Dabei ist es jedoch sehr schwierig, durch Studien am menschlichen Gehirn, das dieser Strahlung am intensivsten ausgesetzt ist, signifikante Effekte zu untersuchen. Man bräuchte einen Bioindikator, dessen Gehirnstruktur der des menschlichen Gehirns sehr ähnlich ist und dessen körperliche Ausmaße im Bereich einer resonanten Erregbarkeit bei Mobilfunkfrequenzen (Anm. 5) liegt. Bienen erfüllen beide Anforderungen: Sie können uns Menschen daher in diesem Problemkomplex als wichtige Diagnose-Sensoren dienlich sein. Die Ergebnisse sind aber auch für Lebensweise und Verhalten der Bienen selbst ggf. von existentieller Bedeutung. Was das zuletzt Gesagte mit Blick auf die möglicherweise hochbrisanten Einwirkungen der von Mobilfunkgeraäten ausgehenden HF-Strahlung auf lebende Organismen betrifft, so ist die Biene als Bioindikator zweifach interessant:
Demnach sind Untersuchungen an Bienen im GSM- und UMTS-Frequenzbereich neben der speziesimmanenten Beeinflussung von Bienen auch für die Einwirkung dieser Felder auf den Menschen unerlässlich. Deshalb sollten zukünftig vermehrt Studien im Mobilfunkbereich initiiert werden, die Bienen als Bioindikatoren und als Probant zum Gegenstand haben. Nur so können die noch offenen Fragen nach möglichen nicht-thermischen Einwirkungen durch HF-Strahlung geklärt werden.

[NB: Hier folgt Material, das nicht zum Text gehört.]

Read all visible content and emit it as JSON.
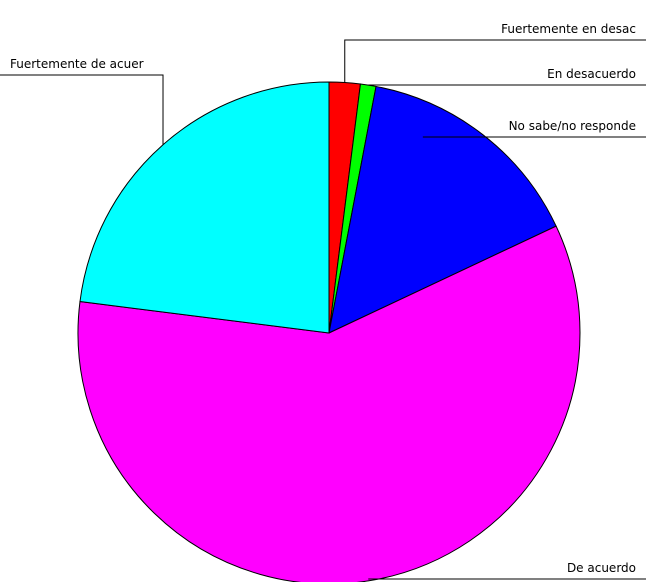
{
  "chart_data": {
    "type": "pie",
    "categories": [
      "Fuertemente en desac",
      "En desacuerdo",
      "No sabe/no responde",
      "De acuerdo",
      "Fuertemente de acuer"
    ],
    "values": [
      2,
      1,
      15,
      59,
      23
    ],
    "colors": [
      "#ff0000",
      "#00ff00",
      "#0000ff",
      "#ff00ff",
      "#00ffff"
    ]
  }
}
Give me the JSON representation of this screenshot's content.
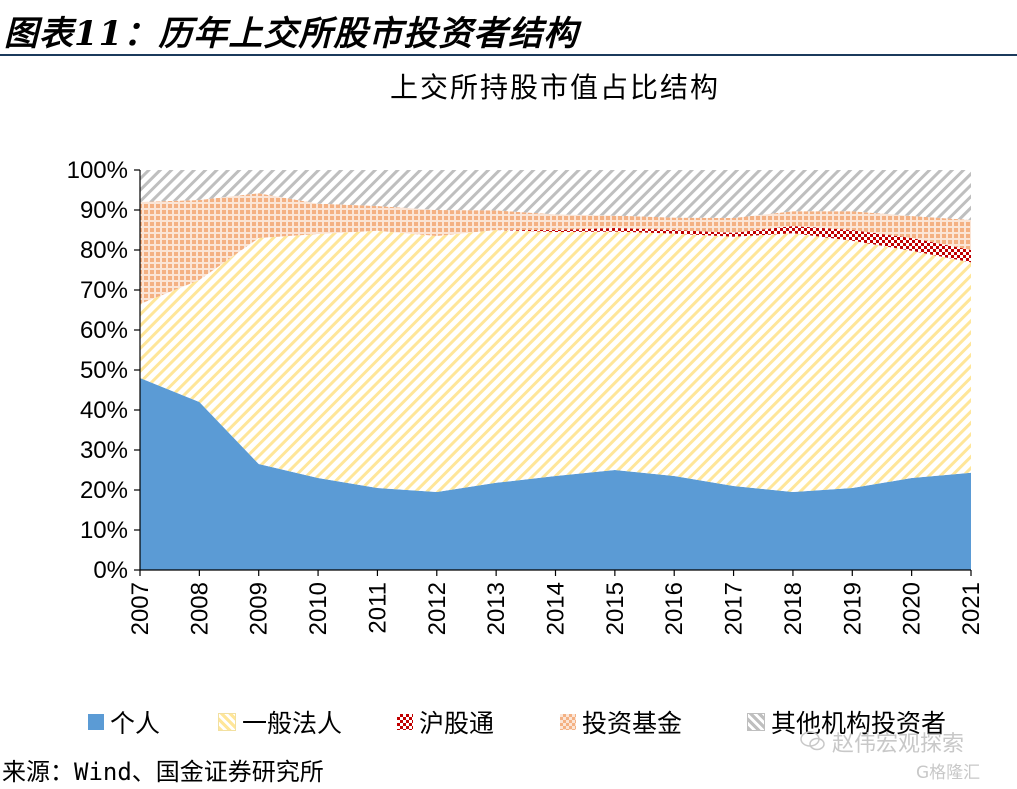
{
  "header": {
    "figure_title": "图表11：历年上交所股市投资者结构"
  },
  "source_note": "来源：Wind、国金证券研究所",
  "watermark": {
    "text": "赵伟宏观探索",
    "logo": "G格隆汇"
  },
  "colors": {
    "individual": "#5b9bd5",
    "corporate": "#ffe699",
    "hk_connect": "#c00000",
    "funds": "#f4b183",
    "other": "#a6a6a6",
    "header_rule": "#1b3a5c"
  },
  "chart_data": {
    "type": "area",
    "stacked": true,
    "title": "上交所持股市值占比结构",
    "x": [
      "2007",
      "2008",
      "2009",
      "2010",
      "2011",
      "2012",
      "2013",
      "2014",
      "2015",
      "2016",
      "2017",
      "2018",
      "2019",
      "2020",
      "2021"
    ],
    "ylim": [
      0,
      100
    ],
    "yticks": [
      "0%",
      "10%",
      "20%",
      "30%",
      "40%",
      "50%",
      "60%",
      "70%",
      "80%",
      "90%",
      "100%"
    ],
    "legend_position": "bottom",
    "grid": false,
    "series": [
      {
        "name": "个人",
        "pattern": "solid",
        "color_key": "individual",
        "values": [
          48,
          42,
          26.5,
          23,
          20.5,
          19.5,
          21.8,
          23.5,
          25,
          23.5,
          21,
          19.5,
          20.5,
          23,
          24.3
        ]
      },
      {
        "name": "一般法人",
        "pattern": "hatch",
        "color_key": "corporate",
        "values": [
          18.5,
          30.5,
          56.5,
          61,
          64.3,
          64,
          63.2,
          61,
          59.6,
          60.6,
          62.3,
          64.7,
          61.8,
          56.8,
          52.6
        ]
      },
      {
        "name": "沪股通",
        "pattern": "check",
        "color_key": "hk_connect",
        "values": [
          0,
          0,
          0,
          0,
          0,
          0,
          0,
          0.5,
          0.9,
          0.9,
          1,
          1.8,
          2.7,
          3.2,
          3.1
        ]
      },
      {
        "name": "投资基金",
        "pattern": "dots",
        "color_key": "funds",
        "values": [
          25.5,
          20,
          11.2,
          7.6,
          6.2,
          6.5,
          4.9,
          3.9,
          3.1,
          3.1,
          3.7,
          3.7,
          4.7,
          5.5,
          7.5
        ]
      },
      {
        "name": "其他机构投资者",
        "pattern": "dash",
        "color_key": "other",
        "values": [
          8,
          7.5,
          5.8,
          8.4,
          9,
          10,
          10.1,
          11.1,
          11.4,
          11.9,
          12,
          10.3,
          10.3,
          11.5,
          12.5
        ]
      }
    ]
  }
}
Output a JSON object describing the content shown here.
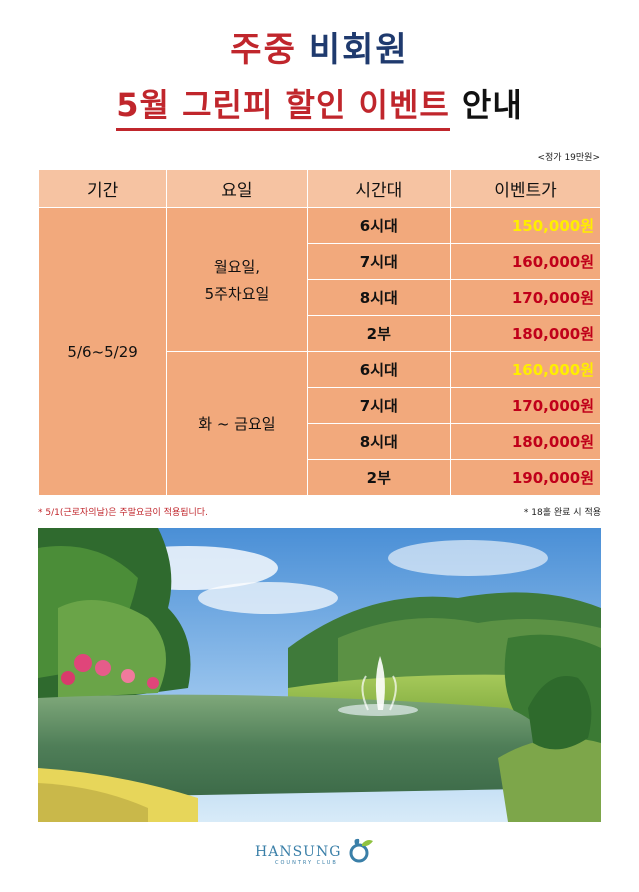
{
  "title_line1": {
    "part_red": "주중",
    "part_navy": "비회원"
  },
  "title_line2": {
    "part_red": "5월 그린피 할인 이벤트",
    "part_black": "안내"
  },
  "regular_price_note": "<정가 19만원>",
  "table": {
    "headers": [
      "기간",
      "요일",
      "시간대",
      "이벤트가"
    ],
    "period": "5/6~5/29",
    "group1_days_line1": "월요일,",
    "group1_days_line2": "5주차요일",
    "group2_days": "화 ~ 금요일",
    "rows": [
      {
        "slot": "6시대",
        "price": "150,000원"
      },
      {
        "slot": "7시대",
        "price": "160,000원"
      },
      {
        "slot": "8시대",
        "price": "170,000원"
      },
      {
        "slot": "2부",
        "price": "180,000원"
      },
      {
        "slot": "6시대",
        "price": "160,000원"
      },
      {
        "slot": "7시대",
        "price": "170,000원"
      },
      {
        "slot": "8시대",
        "price": "180,000원"
      },
      {
        "slot": "2부",
        "price": "190,000원"
      }
    ]
  },
  "note_left": "* 5/1(근로자의날)은 주말요금이 적용됩니다.",
  "note_right": "* 18홀 완료 시 적용",
  "logo": {
    "name": "HANSUNG",
    "sub": "COUNTRY CLUB"
  },
  "colors": {
    "red": "#c0262c",
    "navy": "#1f3a6e",
    "header_bg": "#f6c3a2",
    "cell_bg": "#f2a97c",
    "price_highlight": "#ffee00",
    "price_normal": "#c0001a"
  },
  "price_highlight_rows": [
    0,
    4
  ]
}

Zusammenfassend lässt sich also feststellen: Die Biene scheint durch thermische Einwirkungen hochfrequenter elektromagnetischer Felder mit der untersuchten Frequenz von f = 27 MHz nicht gefährdet zu sein. Der Einfluss dieser Strahlung könnte sogar als ein sehr probates Mittel gegen die Varroatose fungieren. Ob die Biene durch nicht-thermische HF-Strahlung gefährdet ist, ist heute noch offen. Diese Fragestellung ist günstigerweise im Zusammenhang mit der Untersuchung einer möglicherweise schädigenden Einwirkung dieser Strahlung auf den Menschen anzugehen, da die Biene durch strukturelle Ähnlichkeiten im Gehirn einen vielversprechenden Bioindikator darstellt.